Program boyunca Atatürk'ün "Cumhuriyet sizden fikri hür, vicdanı hür, irfanı hür nesiller ister" sözü sık sık hatırlatıldı. Çocuklar bu anlamlı günü sadece bir kutlama değil, aynı zamanda Cumhuriyet bilincinin bir yansıması olarak yaşadı.

Veliler de etkinliğe yoğun ilgi gösterdi.
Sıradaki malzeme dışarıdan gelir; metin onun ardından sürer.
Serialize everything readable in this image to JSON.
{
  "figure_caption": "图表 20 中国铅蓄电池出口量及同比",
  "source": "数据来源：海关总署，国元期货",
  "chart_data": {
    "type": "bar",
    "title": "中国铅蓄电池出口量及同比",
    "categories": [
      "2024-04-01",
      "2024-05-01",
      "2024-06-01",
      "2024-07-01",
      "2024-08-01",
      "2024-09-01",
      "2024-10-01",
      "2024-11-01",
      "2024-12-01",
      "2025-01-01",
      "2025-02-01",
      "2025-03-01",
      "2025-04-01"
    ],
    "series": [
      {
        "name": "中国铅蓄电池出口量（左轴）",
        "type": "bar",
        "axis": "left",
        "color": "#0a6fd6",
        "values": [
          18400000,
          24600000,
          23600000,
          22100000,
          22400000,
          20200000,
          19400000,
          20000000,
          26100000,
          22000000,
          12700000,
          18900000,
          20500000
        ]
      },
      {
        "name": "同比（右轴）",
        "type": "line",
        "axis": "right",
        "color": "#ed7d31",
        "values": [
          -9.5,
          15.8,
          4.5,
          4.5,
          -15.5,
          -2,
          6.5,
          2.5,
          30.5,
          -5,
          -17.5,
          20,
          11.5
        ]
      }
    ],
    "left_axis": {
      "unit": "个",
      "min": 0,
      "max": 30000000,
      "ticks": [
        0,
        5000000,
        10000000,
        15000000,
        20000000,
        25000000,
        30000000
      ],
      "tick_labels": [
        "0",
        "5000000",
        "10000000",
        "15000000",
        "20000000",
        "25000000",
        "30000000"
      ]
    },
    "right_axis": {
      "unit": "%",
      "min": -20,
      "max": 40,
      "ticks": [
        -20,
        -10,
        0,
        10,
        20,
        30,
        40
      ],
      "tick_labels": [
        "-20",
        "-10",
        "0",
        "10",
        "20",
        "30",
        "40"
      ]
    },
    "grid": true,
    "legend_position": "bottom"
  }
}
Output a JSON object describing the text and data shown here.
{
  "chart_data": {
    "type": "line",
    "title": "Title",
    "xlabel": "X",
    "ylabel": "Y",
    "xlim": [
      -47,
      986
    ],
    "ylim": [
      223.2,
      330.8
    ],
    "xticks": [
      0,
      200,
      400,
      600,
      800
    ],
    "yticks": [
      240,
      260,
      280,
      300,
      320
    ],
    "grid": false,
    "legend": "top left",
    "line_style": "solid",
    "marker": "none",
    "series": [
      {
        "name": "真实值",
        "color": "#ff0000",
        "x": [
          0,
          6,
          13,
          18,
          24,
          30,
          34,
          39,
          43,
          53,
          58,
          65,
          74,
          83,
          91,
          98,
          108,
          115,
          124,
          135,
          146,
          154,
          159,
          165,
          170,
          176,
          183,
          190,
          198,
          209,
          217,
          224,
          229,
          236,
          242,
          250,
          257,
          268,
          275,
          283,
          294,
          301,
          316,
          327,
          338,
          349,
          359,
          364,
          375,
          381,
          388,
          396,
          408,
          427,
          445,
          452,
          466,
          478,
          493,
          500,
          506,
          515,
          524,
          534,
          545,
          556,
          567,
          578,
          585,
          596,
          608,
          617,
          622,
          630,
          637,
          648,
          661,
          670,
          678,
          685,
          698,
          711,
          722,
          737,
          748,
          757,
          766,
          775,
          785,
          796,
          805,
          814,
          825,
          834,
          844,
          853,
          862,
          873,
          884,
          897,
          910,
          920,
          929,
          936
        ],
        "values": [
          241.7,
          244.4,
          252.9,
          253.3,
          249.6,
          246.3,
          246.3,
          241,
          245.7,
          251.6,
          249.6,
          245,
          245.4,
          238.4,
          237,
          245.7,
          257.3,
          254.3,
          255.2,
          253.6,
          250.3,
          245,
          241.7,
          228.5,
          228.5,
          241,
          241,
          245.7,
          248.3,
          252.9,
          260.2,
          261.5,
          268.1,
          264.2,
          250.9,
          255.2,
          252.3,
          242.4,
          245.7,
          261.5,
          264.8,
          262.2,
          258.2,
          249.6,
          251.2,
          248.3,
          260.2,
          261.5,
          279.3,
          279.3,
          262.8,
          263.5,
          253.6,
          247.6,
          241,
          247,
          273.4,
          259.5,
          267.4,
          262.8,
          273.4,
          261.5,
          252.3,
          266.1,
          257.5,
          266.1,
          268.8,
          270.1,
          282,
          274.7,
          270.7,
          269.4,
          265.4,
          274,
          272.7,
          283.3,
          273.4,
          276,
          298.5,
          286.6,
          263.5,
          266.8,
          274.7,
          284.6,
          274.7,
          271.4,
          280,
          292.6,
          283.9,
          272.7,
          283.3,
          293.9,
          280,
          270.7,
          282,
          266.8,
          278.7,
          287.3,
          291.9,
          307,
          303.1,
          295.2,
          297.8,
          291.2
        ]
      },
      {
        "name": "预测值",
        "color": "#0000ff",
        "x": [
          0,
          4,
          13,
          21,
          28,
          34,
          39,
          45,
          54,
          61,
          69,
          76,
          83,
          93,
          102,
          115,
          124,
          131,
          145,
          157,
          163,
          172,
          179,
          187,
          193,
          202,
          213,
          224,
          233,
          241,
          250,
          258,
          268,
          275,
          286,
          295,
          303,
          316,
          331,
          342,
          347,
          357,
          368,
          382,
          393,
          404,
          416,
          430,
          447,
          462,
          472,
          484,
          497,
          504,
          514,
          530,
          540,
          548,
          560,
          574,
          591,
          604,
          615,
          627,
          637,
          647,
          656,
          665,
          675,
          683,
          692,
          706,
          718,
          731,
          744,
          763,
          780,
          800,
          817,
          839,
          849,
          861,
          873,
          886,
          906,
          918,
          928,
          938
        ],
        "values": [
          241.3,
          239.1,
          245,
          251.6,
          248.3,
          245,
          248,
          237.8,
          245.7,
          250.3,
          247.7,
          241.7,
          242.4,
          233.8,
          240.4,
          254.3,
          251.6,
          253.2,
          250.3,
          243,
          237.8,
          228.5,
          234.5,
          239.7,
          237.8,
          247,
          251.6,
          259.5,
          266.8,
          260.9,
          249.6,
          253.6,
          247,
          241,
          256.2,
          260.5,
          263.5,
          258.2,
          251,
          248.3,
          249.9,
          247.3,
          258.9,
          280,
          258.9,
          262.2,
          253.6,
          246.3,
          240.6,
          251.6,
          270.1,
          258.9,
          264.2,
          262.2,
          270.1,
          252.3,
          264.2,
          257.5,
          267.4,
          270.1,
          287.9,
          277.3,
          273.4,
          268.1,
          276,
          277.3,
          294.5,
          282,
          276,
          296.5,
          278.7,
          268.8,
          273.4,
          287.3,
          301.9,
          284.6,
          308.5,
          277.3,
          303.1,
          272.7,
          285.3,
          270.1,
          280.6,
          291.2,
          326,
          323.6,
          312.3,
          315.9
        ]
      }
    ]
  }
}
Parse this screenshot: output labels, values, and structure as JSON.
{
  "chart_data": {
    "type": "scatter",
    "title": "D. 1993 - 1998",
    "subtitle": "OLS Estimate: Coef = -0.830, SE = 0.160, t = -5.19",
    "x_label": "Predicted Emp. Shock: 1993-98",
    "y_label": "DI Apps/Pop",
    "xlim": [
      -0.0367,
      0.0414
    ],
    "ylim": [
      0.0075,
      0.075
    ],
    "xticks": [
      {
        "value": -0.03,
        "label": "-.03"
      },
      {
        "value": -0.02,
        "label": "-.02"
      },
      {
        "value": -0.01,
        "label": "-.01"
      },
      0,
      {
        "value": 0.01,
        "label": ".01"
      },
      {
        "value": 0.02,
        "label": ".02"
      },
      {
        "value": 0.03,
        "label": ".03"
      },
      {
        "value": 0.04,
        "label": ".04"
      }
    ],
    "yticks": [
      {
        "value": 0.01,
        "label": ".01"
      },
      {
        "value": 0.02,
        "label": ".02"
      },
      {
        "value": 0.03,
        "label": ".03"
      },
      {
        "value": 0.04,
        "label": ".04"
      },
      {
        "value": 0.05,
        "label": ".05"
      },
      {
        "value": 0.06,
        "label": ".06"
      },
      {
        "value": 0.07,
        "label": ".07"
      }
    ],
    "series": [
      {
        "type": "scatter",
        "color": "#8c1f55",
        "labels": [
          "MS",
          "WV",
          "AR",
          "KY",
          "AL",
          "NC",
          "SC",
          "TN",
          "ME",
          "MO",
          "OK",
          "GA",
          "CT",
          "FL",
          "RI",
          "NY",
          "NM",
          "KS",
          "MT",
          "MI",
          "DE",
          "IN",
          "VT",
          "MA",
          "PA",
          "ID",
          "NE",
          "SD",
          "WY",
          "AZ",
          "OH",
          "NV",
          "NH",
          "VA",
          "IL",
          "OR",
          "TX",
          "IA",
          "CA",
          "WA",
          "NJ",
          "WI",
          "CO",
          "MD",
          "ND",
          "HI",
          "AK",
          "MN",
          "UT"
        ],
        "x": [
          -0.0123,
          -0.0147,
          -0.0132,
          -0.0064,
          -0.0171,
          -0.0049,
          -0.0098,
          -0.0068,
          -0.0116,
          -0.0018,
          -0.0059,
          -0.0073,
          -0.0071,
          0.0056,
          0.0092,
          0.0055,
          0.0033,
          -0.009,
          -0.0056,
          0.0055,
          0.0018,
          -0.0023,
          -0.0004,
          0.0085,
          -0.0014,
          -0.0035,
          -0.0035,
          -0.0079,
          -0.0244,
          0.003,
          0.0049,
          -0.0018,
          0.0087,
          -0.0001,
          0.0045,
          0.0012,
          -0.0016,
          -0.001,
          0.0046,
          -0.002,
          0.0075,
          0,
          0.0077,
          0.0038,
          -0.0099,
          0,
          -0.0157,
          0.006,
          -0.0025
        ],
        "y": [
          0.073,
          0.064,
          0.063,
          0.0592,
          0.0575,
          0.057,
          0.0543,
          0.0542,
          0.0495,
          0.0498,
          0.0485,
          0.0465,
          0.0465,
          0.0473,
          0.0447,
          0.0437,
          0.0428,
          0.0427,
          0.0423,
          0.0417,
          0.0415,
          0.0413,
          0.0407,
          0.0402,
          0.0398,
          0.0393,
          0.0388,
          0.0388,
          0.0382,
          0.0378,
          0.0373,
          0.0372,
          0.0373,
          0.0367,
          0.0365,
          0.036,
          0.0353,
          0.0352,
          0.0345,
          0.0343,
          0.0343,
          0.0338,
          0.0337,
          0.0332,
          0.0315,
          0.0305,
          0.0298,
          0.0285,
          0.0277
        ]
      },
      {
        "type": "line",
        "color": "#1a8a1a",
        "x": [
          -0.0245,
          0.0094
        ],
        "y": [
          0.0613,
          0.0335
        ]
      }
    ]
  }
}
Çocuklarının gösterilerini büyük bir gururla izleyen veliler, okul yönetimine ve öğretmenlere emeklerinden dolayı teşekkür etti.

Dinç Akademi Anaokulu yönetimi, her yıl olduğu gibi bu yıl da Cumhuriyet Bayramı'nı en anlamlı şekilde kutlamayı gelenek haline getirdiklerini belirterek, "Cumhuriyetimizin değerlerini yeni nesillere aktarmak en büyük sorumluluğumuzdur. Miniklerimizin gözlerindeki ışık, geleceğimizin teminatıdır" açıklamasında bulundu.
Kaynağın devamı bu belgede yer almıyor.